Explain parameter elimination for complex curves v2

Since I did not get sufficient asnwer I will better ask once again.
I'm reading Stewart's Calculus and in "Calculus with Parametric Curves" he shows the formula which comes from the Chain rule:
$\frac{dy}{dx} = \frac{\frac{dy}{dt}}{\frac{dx}{dt}}$
But what I don't understand is that for some complex curves for example:
$x = 2\sin\left(1+3t\right), y = 2t^{3}$
If I try to retreive y(x) I will get
$y\ =\ 2\left(\frac{\arcsin\left(\frac{x}{2}\right)-1}{3}\right)^{3}$
Which will represent only small part of the parametric curve(graph).
And only for some small range of t  $\frac{dy}{dx} = \frac{\frac{dy}{dt}}{\frac{dx}{dt}}$. For example when t = 1, $y(x)$ is not defined.
If we take a look into graph of parametric equation it has complex shape and many negative derivatives(negative angles of tangent lines). But y(x) is just a small part of the graph of parametric equation, and it doesn’t have those negative derivatives(angles of tangent lines), since it grows from left to right.
As far as I understand when I represent t as function of x t(x) = $\frac{\arcsin\left(\frac{x}{2}\right)-1}{3}$, the domain of t(x) is [-2;2] and the range is [-pi/6-1/3;pi/6-1/3], and when I substitue t into y(t) to get y(x) this y(x) won't cover those values of t which are out of range, isn't it?

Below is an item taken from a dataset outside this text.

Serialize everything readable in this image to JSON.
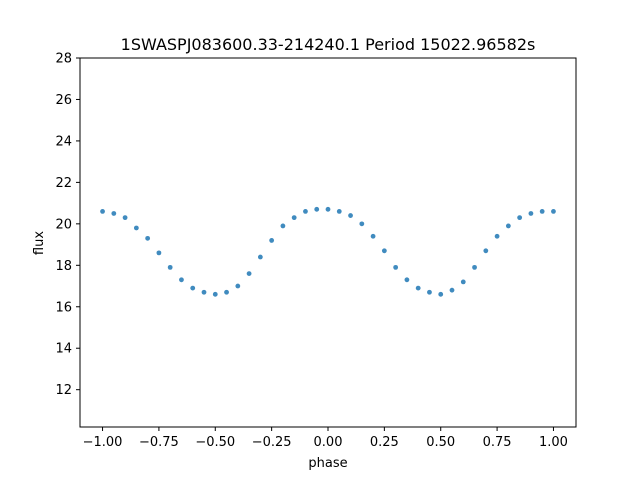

Additionally added the screenshot, on which we can see both parametric equation and y(x). For example when t = 1, derivative of parametric equation is negative (at point (~-1.51,2)). But f(x) doesn not even cover this point, how can it calculate the same derivative value, as all it's deriavtives going to be non-negative?